I, like many of the classic rock generation, lost interest after that second album, upon reading this book, I discovered why. As no more than a casual fan, who, like many, felt that (and still do) the only “true” Black Sabbath consisted of Tony Iommi, Bill Ward, Geezer Butler and Ozzy Osbourne, I learned a lot from this book.
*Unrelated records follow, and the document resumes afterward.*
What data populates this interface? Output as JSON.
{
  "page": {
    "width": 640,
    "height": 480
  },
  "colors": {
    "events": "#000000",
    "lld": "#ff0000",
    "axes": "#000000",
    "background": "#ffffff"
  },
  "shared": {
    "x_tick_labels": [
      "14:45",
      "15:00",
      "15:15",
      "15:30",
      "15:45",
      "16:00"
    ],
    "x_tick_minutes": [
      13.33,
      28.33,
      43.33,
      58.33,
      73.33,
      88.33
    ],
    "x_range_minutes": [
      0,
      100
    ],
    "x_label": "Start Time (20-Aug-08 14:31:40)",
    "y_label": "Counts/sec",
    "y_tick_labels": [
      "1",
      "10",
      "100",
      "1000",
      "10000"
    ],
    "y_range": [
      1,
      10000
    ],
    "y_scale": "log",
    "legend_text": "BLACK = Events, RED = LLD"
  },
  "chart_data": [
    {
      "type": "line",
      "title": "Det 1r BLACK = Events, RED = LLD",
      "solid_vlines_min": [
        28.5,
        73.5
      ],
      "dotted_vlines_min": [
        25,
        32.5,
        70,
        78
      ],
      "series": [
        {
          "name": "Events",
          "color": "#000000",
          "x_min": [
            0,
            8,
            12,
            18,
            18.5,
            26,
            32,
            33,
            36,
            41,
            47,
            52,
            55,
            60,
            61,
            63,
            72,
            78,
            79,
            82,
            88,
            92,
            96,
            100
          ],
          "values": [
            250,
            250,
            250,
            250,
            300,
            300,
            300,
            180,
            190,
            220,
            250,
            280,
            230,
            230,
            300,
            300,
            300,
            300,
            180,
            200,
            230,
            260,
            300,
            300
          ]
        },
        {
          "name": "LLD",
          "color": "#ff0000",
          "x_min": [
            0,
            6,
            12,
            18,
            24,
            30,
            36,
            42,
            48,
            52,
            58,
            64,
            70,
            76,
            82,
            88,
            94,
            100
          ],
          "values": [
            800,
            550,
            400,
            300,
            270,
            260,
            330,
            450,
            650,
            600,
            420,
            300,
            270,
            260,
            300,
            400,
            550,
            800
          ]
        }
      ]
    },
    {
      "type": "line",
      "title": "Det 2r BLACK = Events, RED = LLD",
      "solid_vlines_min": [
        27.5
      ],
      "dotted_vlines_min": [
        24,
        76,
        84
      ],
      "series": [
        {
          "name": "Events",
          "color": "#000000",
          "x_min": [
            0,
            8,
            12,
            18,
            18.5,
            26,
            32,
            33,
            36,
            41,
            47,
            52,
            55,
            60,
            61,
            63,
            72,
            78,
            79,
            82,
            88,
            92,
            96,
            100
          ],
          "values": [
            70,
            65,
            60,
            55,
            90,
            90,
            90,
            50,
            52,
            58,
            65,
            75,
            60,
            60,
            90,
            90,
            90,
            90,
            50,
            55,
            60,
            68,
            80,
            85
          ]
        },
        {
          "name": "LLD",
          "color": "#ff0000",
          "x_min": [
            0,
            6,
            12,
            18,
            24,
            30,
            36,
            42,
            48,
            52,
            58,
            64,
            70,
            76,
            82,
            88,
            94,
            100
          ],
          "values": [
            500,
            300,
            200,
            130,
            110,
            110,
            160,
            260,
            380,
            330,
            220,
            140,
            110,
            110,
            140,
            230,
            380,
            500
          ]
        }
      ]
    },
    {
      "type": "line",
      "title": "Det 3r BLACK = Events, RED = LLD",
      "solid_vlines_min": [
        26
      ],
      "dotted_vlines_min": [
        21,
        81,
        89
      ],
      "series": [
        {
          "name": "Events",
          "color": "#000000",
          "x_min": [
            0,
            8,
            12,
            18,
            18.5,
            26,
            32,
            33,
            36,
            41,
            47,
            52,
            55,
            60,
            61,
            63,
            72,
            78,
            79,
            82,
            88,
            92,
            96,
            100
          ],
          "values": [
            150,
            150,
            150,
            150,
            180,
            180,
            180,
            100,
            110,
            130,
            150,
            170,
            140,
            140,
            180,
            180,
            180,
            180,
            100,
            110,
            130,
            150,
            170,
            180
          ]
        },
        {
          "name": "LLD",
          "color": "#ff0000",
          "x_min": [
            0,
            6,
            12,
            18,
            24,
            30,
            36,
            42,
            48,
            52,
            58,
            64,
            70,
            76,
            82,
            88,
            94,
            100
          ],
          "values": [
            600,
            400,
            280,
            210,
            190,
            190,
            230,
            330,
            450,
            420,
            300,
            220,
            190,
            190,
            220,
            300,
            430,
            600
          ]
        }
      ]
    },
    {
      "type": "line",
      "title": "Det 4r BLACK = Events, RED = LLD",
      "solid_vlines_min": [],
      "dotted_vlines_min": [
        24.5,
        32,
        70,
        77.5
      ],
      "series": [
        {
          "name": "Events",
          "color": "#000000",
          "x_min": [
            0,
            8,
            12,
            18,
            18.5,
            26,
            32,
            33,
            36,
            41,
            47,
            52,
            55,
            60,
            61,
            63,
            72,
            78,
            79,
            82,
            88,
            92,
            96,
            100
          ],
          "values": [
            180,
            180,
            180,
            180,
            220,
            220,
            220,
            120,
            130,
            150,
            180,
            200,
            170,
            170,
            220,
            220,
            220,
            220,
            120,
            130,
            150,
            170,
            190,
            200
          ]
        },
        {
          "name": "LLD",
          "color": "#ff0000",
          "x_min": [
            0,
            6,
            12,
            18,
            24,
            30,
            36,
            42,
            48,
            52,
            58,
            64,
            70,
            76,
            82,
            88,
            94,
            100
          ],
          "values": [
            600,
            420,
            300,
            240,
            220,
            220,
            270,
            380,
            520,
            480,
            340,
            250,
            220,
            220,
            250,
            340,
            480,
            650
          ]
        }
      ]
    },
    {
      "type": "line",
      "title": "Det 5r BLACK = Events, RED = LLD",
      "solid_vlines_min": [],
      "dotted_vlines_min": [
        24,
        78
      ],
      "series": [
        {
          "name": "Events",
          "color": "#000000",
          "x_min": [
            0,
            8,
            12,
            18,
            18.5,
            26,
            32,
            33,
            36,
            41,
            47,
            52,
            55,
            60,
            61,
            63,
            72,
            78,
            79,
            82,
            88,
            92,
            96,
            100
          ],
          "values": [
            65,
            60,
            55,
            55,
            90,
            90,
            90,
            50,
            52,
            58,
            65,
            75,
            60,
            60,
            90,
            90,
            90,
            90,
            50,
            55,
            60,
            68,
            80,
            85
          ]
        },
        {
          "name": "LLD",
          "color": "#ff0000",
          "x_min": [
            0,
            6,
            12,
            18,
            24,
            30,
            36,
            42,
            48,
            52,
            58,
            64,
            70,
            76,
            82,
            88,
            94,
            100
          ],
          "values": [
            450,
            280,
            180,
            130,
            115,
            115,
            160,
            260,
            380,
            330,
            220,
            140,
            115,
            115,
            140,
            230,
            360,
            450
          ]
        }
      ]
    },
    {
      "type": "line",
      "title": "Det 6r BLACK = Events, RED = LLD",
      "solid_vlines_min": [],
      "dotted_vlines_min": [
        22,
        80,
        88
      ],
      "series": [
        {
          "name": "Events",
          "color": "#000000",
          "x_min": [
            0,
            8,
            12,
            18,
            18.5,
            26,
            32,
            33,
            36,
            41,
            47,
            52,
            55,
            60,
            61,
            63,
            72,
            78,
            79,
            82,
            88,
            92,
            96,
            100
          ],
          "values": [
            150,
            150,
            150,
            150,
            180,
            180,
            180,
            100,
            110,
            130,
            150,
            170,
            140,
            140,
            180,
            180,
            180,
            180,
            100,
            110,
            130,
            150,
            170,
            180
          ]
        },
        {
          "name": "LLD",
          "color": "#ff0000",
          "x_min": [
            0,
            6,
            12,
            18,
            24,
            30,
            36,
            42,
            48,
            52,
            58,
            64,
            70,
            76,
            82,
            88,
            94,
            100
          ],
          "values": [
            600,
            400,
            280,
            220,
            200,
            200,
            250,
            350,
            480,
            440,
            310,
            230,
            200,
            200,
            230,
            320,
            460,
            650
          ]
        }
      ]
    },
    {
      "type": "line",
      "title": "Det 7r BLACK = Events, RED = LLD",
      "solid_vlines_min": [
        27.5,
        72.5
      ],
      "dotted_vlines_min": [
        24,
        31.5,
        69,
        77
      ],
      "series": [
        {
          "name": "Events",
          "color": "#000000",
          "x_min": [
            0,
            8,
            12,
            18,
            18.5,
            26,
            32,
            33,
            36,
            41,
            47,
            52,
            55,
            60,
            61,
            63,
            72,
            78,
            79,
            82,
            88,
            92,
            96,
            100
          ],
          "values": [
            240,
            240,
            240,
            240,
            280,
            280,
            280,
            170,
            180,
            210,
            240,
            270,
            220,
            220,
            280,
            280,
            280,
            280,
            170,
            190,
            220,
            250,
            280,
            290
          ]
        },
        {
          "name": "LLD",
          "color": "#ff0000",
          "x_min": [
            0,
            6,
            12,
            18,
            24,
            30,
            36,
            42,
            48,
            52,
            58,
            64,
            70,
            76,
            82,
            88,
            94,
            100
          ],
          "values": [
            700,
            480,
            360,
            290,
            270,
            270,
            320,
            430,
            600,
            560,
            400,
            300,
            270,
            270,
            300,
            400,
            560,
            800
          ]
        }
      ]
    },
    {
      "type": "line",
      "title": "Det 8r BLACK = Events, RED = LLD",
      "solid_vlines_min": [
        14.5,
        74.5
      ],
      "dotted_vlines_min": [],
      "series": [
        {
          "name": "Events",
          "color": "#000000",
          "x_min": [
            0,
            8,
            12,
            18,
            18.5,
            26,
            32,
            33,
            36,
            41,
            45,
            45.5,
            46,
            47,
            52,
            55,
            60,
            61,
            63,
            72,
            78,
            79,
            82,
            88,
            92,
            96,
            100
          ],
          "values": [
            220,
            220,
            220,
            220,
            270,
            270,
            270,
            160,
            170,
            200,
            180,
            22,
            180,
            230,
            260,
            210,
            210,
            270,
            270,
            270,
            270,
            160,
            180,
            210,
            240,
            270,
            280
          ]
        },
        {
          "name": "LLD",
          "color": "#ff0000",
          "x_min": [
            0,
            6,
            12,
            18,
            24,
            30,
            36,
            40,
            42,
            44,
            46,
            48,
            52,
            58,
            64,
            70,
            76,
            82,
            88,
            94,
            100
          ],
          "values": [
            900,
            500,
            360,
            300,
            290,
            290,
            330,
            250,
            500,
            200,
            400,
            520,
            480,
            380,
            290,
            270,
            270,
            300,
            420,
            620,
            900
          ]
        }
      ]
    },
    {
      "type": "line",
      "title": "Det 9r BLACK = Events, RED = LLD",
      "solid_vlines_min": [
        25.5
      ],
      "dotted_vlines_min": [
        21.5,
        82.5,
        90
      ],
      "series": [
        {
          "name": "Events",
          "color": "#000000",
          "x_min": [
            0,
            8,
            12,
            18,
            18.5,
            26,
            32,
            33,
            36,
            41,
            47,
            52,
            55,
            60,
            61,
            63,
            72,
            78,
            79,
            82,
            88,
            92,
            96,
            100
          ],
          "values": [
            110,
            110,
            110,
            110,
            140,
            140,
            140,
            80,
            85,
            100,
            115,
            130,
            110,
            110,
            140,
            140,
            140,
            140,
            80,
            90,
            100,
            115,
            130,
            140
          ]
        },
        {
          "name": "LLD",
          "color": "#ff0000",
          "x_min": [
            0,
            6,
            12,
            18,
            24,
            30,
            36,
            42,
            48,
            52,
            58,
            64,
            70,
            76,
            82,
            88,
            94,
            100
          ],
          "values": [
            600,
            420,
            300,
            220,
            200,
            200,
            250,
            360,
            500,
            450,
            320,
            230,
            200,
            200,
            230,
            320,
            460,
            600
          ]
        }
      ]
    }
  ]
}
For instance, that Tony Iommi (much like the late Chris Squire with Yes) was the only constant in a revolving door lineup, which at times included some of my favorite Seventies artists, such as Cozy Powell, Glenn Hughes, and Ian Gillan, that Sharon Osbourne was responsible for Ozzy’s solo career, which completely eclipsed the Sabbath of the time, and that Sharon ultimately wrested control of the band from Tony.
As far as rock bios go, this is one of the better ones I have read, it actually falls into the “can’t put it down” category. I found myself staying up much later than I intended on several occasions (the lot of the aspiring writer being that one has to keep the soul-crushing “day job”) as I read of Tony’s domination of the band (he actually bullied Ozzy on the schoolyard when they were growing up, and that relationship continued for many years), Bill Ward’s hellish existence as the butt of the band’s jokes (Tony actually set him afire to the tune of third-degree burns), Ozzy’s live-to-party life, their failed attempts at outlandish stage props (yes, they actually attempted to re-create Stonehenge on stage) and much, much, more. Author Mick Wall actually worked with the band as a publicist, so many of the accounts are first-hand, but where other authors present that type of access in a wink, wink, nudge, nudge, I’m-cooler-than-you’ll-ever-hope-to-be fashion, Wall presents the story in a matter-of-fact yet fascinating manner.
Bottom line is, if you’re a child of the Sixties, teenager of the Seventies, or just want to know more about one of the most influential bands of all time, this is a must-read.